A bootstrapped software startup founder I know presented her 2024 business plan this week. Her progress and plan were impressive, but they were the opposite of the story a VC-backed founder would tell.
Two years ago, she was getting her first customers, and revenue started to grow.
Everyone was telling her to raise funding. It’s what you do, she heard.
I asked her some questions about her business and her vision back then.
She had a big vision and early traction, but she wasn’t clear yet about the business model, target customer, category, customer acquisition levers, and partner value proposition. There were too many possibilities.
She was experimenting fast and measuring the results. She said, “I’m not sure yet” a lot.
Her business was already profitable because their solution worked and they were extremely frugal. And it kept growing as they slowly figured things out.
I advised her not to seek outside funding, to stay frugal and profitable, and to keep learning fast.

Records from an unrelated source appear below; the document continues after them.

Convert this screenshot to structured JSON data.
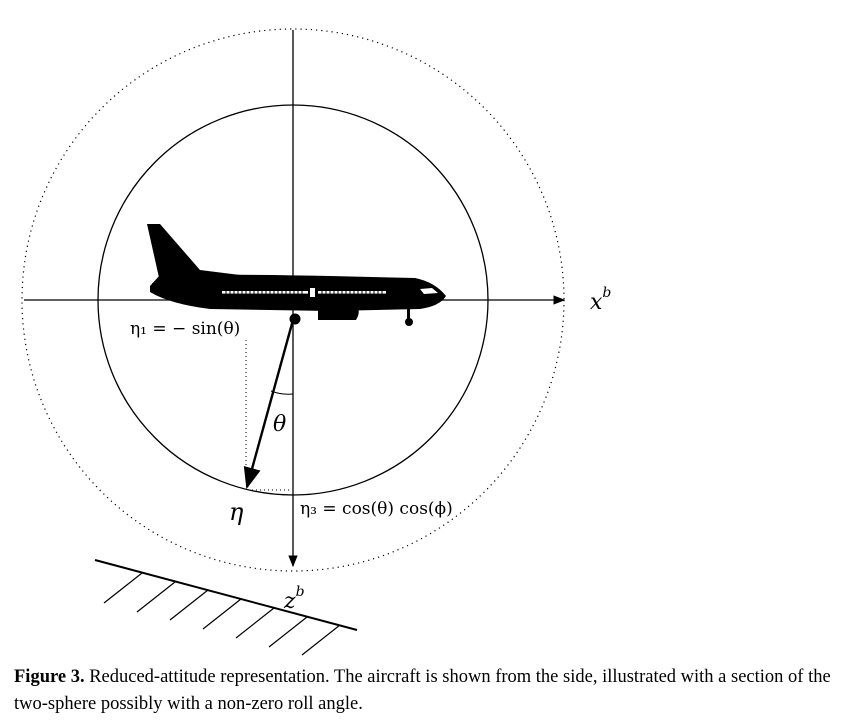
{
  "figure": {
    "labels": {
      "xb": "x",
      "xb_sup": "b",
      "zb": "z",
      "zb_sup": "b",
      "eta": "η",
      "theta": "θ",
      "eta1": "η₁ = − sin(θ)",
      "eta3": "η₃ = cos(θ) cos(ϕ)"
    }
  },
  "caption": {
    "label": "Figure 3.",
    "text": "Reduced-attitude representation. The aircraft is shown from the side, illustrated with a section of the two-sphere possibly with a non-zero roll angle."
  }
}
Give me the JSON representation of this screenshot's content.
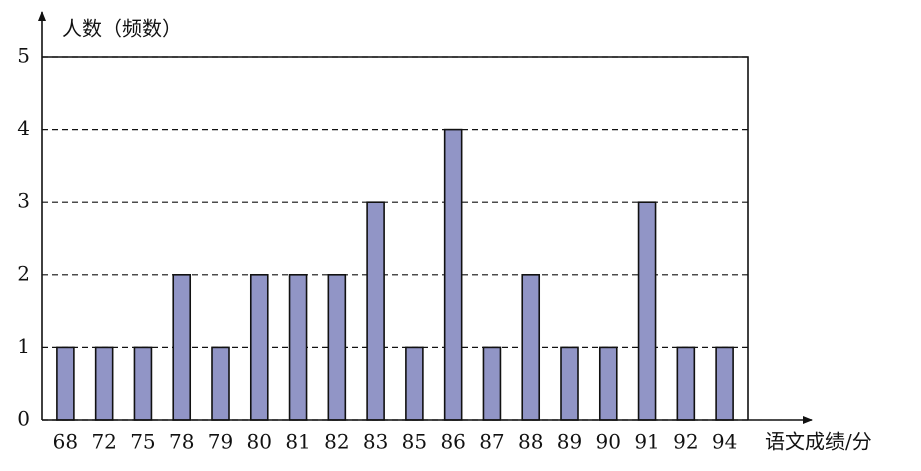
{
  "chart_data": {
    "type": "bar",
    "y_label": "人数（频数）",
    "x_label": "语文成绩/分",
    "categories": [
      "68",
      "72",
      "75",
      "78",
      "79",
      "80",
      "81",
      "82",
      "83",
      "85",
      "86",
      "87",
      "88",
      "89",
      "90",
      "91",
      "92",
      "94"
    ],
    "values": [
      1,
      1,
      1,
      2,
      1,
      2,
      2,
      2,
      3,
      1,
      4,
      1,
      2,
      1,
      1,
      3,
      1,
      1
    ],
    "color": "#9195c6",
    "ylim": [
      0,
      5
    ],
    "yticks": [
      0,
      1,
      2,
      3,
      4,
      5
    ],
    "grid": true
  }
}
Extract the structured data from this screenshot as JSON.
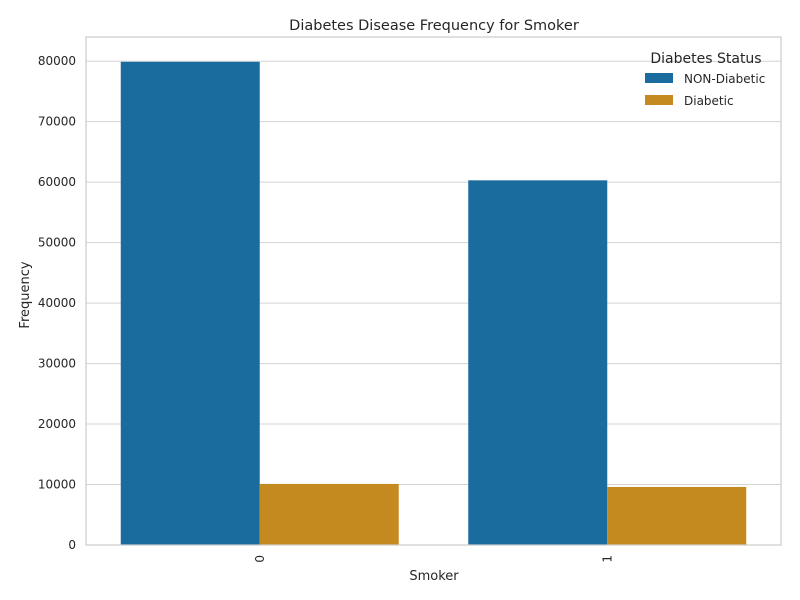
{
  "chart_data": {
    "type": "bar",
    "title": "Diabetes Disease Frequency for Smoker",
    "xlabel": "Smoker",
    "ylabel": "Frequency",
    "categories": [
      "0",
      "1"
    ],
    "series": [
      {
        "name": "NON-Diabetic",
        "values": [
          79900,
          60300
        ],
        "color": "#1a6c9e"
      },
      {
        "name": "Diabetic",
        "values": [
          10100,
          9600
        ],
        "color": "#c58a1f"
      }
    ],
    "ylim": [
      0,
      84000
    ],
    "yticks": [
      0,
      10000,
      20000,
      30000,
      40000,
      50000,
      60000,
      70000,
      80000
    ],
    "ytick_labels": [
      "0",
      "10000",
      "20000",
      "30000",
      "40000",
      "50000",
      "60000",
      "70000",
      "80000"
    ],
    "grid": true,
    "legend": {
      "title": "Diabetes Status",
      "placement": "top-right"
    },
    "xtick_rotation": 90
  }
}
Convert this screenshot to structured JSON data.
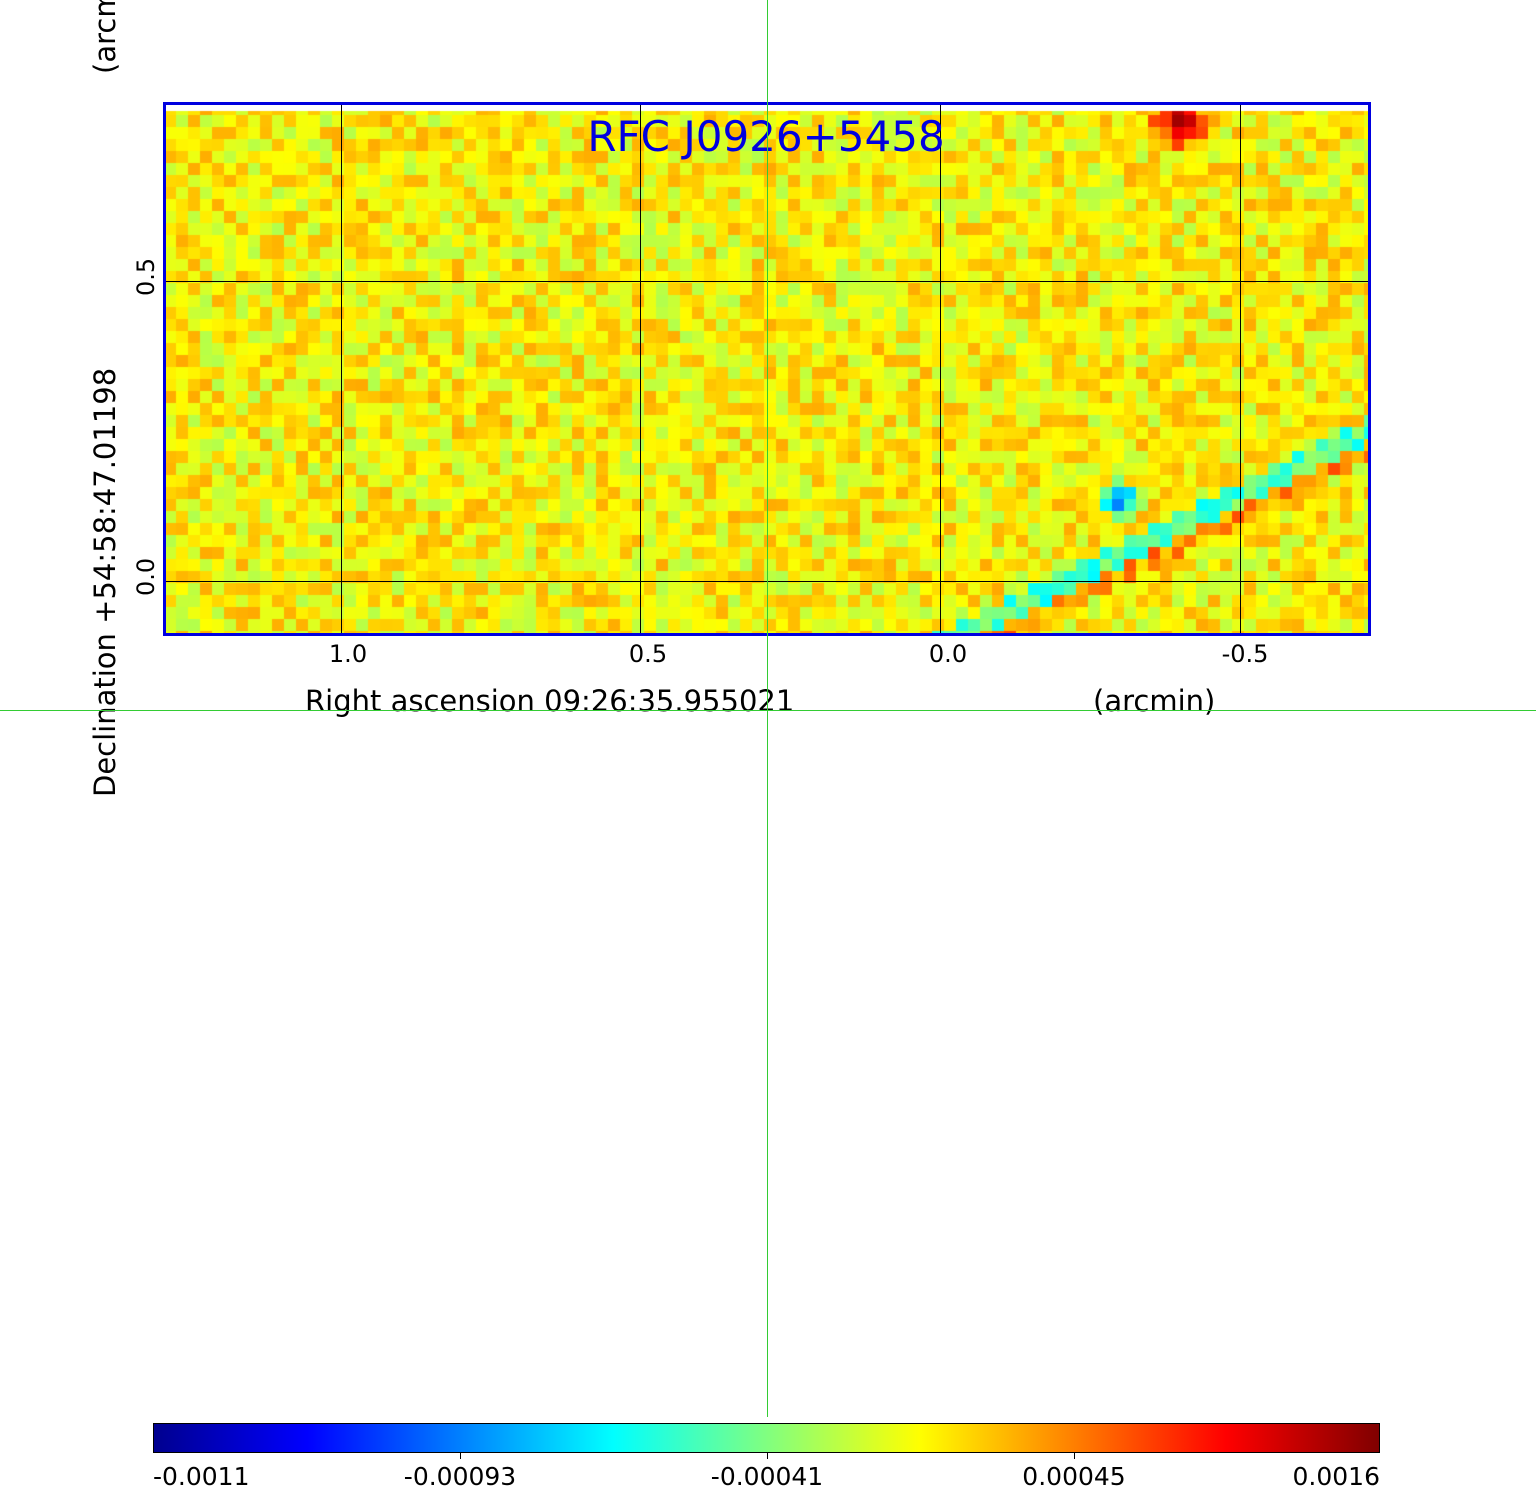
{
  "chart_data": {
    "type": "heatmap",
    "title": "RFC J0926+5458",
    "xlabel": "Right ascension  09:26:35.955021",
    "xlabel_unit": "(arcmin)",
    "ylabel": "Declination  +54:58:47.01198",
    "ylabel_unit": "(arcmin)",
    "x_ticks": [
      "1.0",
      "0.5",
      "0.0",
      "-0.5"
    ],
    "x_tick_values": [
      1.0,
      0.5,
      0.0,
      -0.5
    ],
    "xlim": [
      1.3,
      -0.71
    ],
    "y_ticks": [
      "0.5",
      "0.0"
    ],
    "y_tick_values": [
      0.5,
      0.0
    ],
    "ylim": [
      -0.09,
      0.8
    ],
    "grid": true,
    "colormap": "jet",
    "colorbar": {
      "ticks": [
        "-0.0011",
        "-0.00093",
        "-0.00041",
        "0.00045",
        "0.0016"
      ],
      "range": [
        -0.0011,
        0.0016
      ],
      "position": "bottom"
    },
    "features": [
      {
        "kind": "peak",
        "value": 0.0016,
        "x_arcmin": -0.39,
        "y_arcmin": 0.77
      },
      {
        "kind": "trough",
        "value": -0.0011,
        "x_arcmin": -0.3,
        "y_arcmin": 0.15
      }
    ]
  },
  "colors": {
    "frame": "#0000e0",
    "title": "#0000e0",
    "crosshair": "#33cc33"
  }
}
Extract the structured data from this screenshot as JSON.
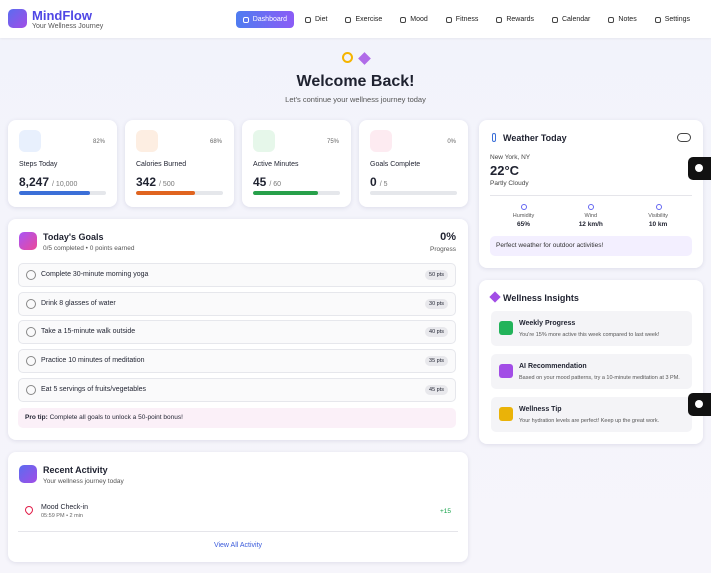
{
  "header": {
    "brand": "MindFlow",
    "tagline": "Your Wellness Journey",
    "nav": [
      "Dashboard",
      "Diet",
      "Exercise",
      "Mood",
      "Fitness",
      "Rewards",
      "Calendar",
      "Notes",
      "Settings"
    ],
    "active": 0
  },
  "hero": {
    "title": "Welcome Back!",
    "subtitle": "Let's continue your wellness journey today"
  },
  "stats": [
    {
      "label": "Steps Today",
      "value": "8,247",
      "target": "/ 10,000",
      "progress": {
        "value": 82,
        "label": "82%"
      },
      "color": "#3b6fd8",
      "tint": "#e8f0fd"
    },
    {
      "label": "Calories Burned",
      "value": "342",
      "target": "/ 500",
      "progress": {
        "value": 68,
        "label": "68%"
      },
      "color": "#e0641f",
      "tint": "#fdeee2"
    },
    {
      "label": "Active Minutes",
      "value": "45",
      "target": "/ 60",
      "progress": {
        "value": 75,
        "label": "75%"
      },
      "color": "#27a04a",
      "tint": "#e6f7ea"
    },
    {
      "label": "Goals Complete",
      "value": "0",
      "target": "/ 5",
      "progress": {
        "value": 0,
        "label": "0%"
      },
      "color": "#a855f7",
      "tint": "#fdebf1"
    }
  ],
  "goals": {
    "title": "Today's Goals",
    "summary": "0/5 completed • 0 points earned",
    "percent": "0%",
    "percent_caption": "Progress",
    "items": [
      {
        "text": "Complete 30-minute morning yoga",
        "points": "50 pts"
      },
      {
        "text": "Drink 8 glasses of water",
        "points": "30 pts"
      },
      {
        "text": "Take a 15-minute walk outside",
        "points": "40 pts"
      },
      {
        "text": "Practice 10 minutes of meditation",
        "points": "35 pts"
      },
      {
        "text": "Eat 5 servings of fruits/vegetables",
        "points": "45 pts"
      }
    ],
    "tip": {
      "lead": "Pro tip:",
      "text": "Complete all goals to unlock a 50-point bonus!"
    }
  },
  "recent": {
    "title": "Recent Activity",
    "subtitle": "Your wellness journey today",
    "items": [
      {
        "title": "Mood Check-in",
        "meta": "05:59 PM • 2 min",
        "points": "+15"
      }
    ],
    "link": "View All Activity"
  },
  "weather": {
    "title": "Weather Today",
    "location": "New York, NY",
    "temp": "22°C",
    "condition": "Partly Cloudy",
    "metrics": [
      {
        "label": "Humidity",
        "value": "65%"
      },
      {
        "label": "Wind",
        "value": "12 km/h"
      },
      {
        "label": "Visibility",
        "value": "10 km"
      }
    ],
    "note": "Perfect weather for outdoor activities!"
  },
  "insights": {
    "title": "Wellness Insights",
    "items": [
      {
        "title": "Weekly Progress",
        "text": "You're 15% more active this week compared to last week!",
        "color": "#22b35a"
      },
      {
        "title": "AI Recommendation",
        "text": "Based on your mood patterns, try a 10-minute meditation at 3 PM.",
        "color": "#a24de6"
      },
      {
        "title": "Wellness Tip",
        "text": "Your hydration levels are perfect! Keep up the great work.",
        "color": "#eab308"
      }
    ]
  }
}
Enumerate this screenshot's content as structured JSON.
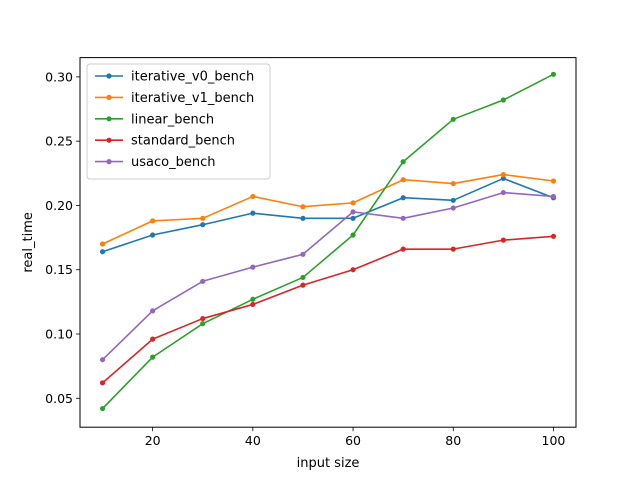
{
  "chart_data": {
    "type": "line",
    "title": "",
    "xlabel": "input size",
    "ylabel": "real_time",
    "xlim": [
      5.5,
      104.5
    ],
    "ylim": [
      0.0275,
      0.315
    ],
    "xticks": [
      20,
      40,
      60,
      80,
      100
    ],
    "yticks": [
      0.05,
      0.1,
      0.15,
      0.2,
      0.25,
      0.3
    ],
    "ytick_labels": [
      "0.05",
      "0.10",
      "0.15",
      "0.20",
      "0.25",
      "0.30"
    ],
    "grid": false,
    "legend_position": "top-left",
    "x": [
      10,
      20,
      30,
      40,
      50,
      60,
      70,
      80,
      90,
      100
    ],
    "series": [
      {
        "name": "iterative_v0_bench",
        "color": "#1f77b4",
        "values": [
          0.164,
          0.177,
          0.185,
          0.194,
          0.19,
          0.19,
          0.206,
          0.204,
          0.221,
          0.206
        ]
      },
      {
        "name": "iterative_v1_bench",
        "color": "#ff7f0e",
        "values": [
          0.17,
          0.188,
          0.19,
          0.207,
          0.199,
          0.202,
          0.22,
          0.217,
          0.224,
          0.219
        ]
      },
      {
        "name": "linear_bench",
        "color": "#2ca02c",
        "values": [
          0.042,
          0.082,
          0.108,
          0.127,
          0.144,
          0.177,
          0.234,
          0.267,
          0.282,
          0.302
        ]
      },
      {
        "name": "standard_bench",
        "color": "#d62728",
        "values": [
          0.062,
          0.096,
          0.112,
          0.123,
          0.138,
          0.15,
          0.166,
          0.166,
          0.173,
          0.176
        ]
      },
      {
        "name": "usaco_bench",
        "color": "#9467bd",
        "values": [
          0.08,
          0.118,
          0.141,
          0.152,
          0.162,
          0.195,
          0.19,
          0.198,
          0.21,
          0.207
        ]
      }
    ]
  }
}
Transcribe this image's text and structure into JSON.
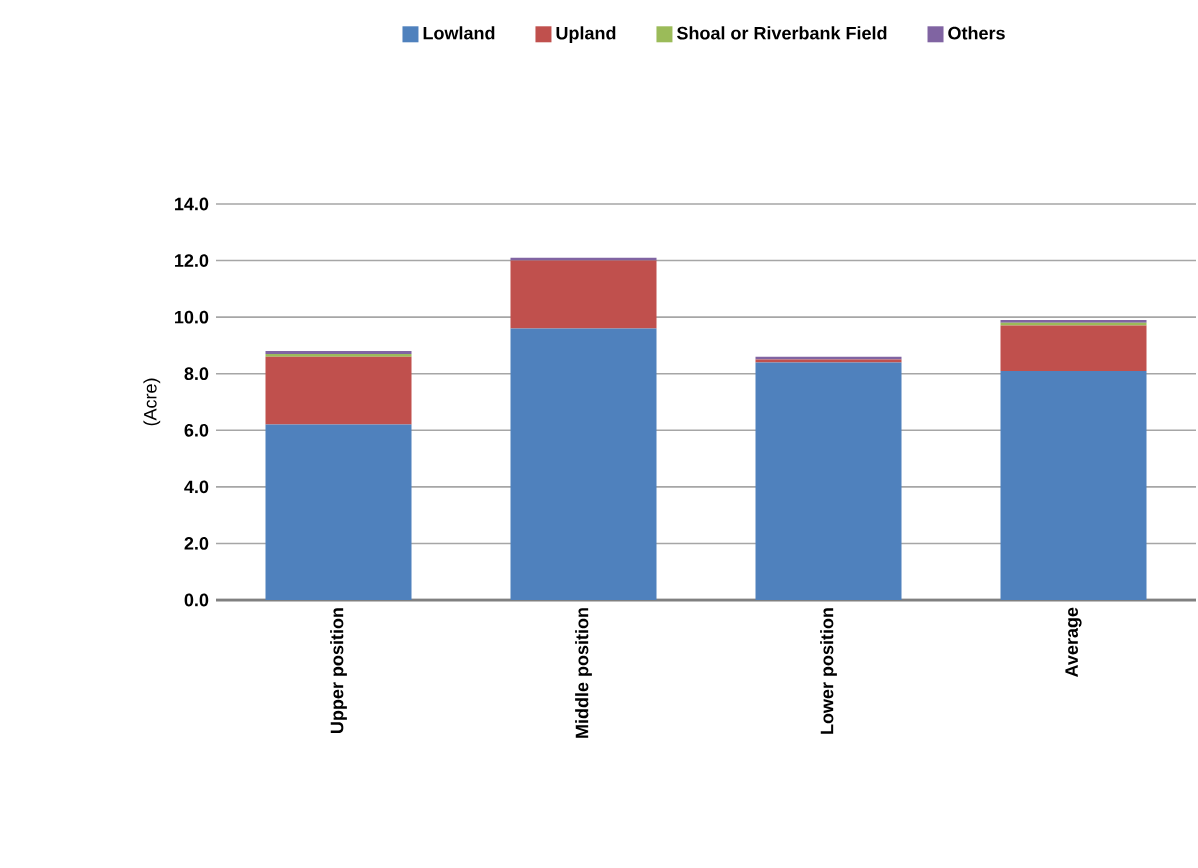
{
  "chart_data": {
    "type": "bar",
    "stacked": true,
    "ylabel": "(Acre)",
    "categories": [
      "Upper position",
      "Middle position",
      "Lower position",
      "Average"
    ],
    "series": [
      {
        "name": "Lowland",
        "color": "#4f81bd",
        "values": [
          6.2,
          9.6,
          8.4,
          8.1
        ]
      },
      {
        "name": "Upland",
        "color": "#c0504d",
        "values": [
          2.4,
          2.4,
          0.1,
          1.6
        ]
      },
      {
        "name": "Shoal or Riverbank Field",
        "color": "#9bbb59",
        "values": [
          0.1,
          0.0,
          0.0,
          0.1
        ]
      },
      {
        "name": "Others",
        "color": "#8064a2",
        "values": [
          0.1,
          0.1,
          0.1,
          0.1
        ]
      }
    ],
    "ylim": [
      0,
      14
    ],
    "yticks": [
      {
        "value": 0,
        "label": "0.0"
      },
      {
        "value": 2,
        "label": "2.0"
      },
      {
        "value": 4,
        "label": "4.0"
      },
      {
        "value": 6,
        "label": "6.0"
      },
      {
        "value": 8,
        "label": "8.0"
      },
      {
        "value": 10,
        "label": "10.0"
      },
      {
        "value": 12,
        "label": "12.0"
      },
      {
        "value": 14,
        "label": "14.0"
      }
    ],
    "grid": "y",
    "legend": "top"
  }
}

Maybe someday, when you know your game.
She told me it turned out to be the right decision.
She didn’t waste time raising funding. She spent all of her time with customers, partners, and team.
Her 2024 plan started with the 7 really big things they tried in 2023, what they learned, and how they are focusing on the few things that worked best.
- She didn’t have to fake that she knew the answers, which most investors require.
- She didn’t have to hire additional staff and consultants despite doubling their business to $2 million in revenue last year.
- She didn’t have to race forward and scale fast on a flimsy foundation like most funded startups need to do. It’s a brand-new market and it’s more about getting it right than going fast right now.
- She is growing fast as a savvy CEO who knows her customers, partners, business model, and herself. She did it at her own pace–because she could.
- She didn’t get wrong investors who wouldn’t help much with the business she is now building. Product-market fit before founder-funding fit, if you can.
- She didn’t present a 3-year plan. No dotted line chart going up and to the right. It’s only about their next big bets and tests this year–and doubling their business again.
Later this year, she’ll have a sound strategic story, irrefutable traction and national partnerships, laser focus, and dialed-in metrics.
SaaS investors would line up to fund a fast-growing software company like that: past their big experiments with deliberately created product-market fit.
I don’t think early investors would have helped her two years ago.
She might raise funding someday, but she doesn’t have to.
Doubling revenues with serious cash flow in the next few years will help them build a strong foundation. It’s a huge market.
She is creating an amazing business with a ton of leverage in customer acquisition, partners, systems, and her senior team.
This practical founder is turning into a great CEO.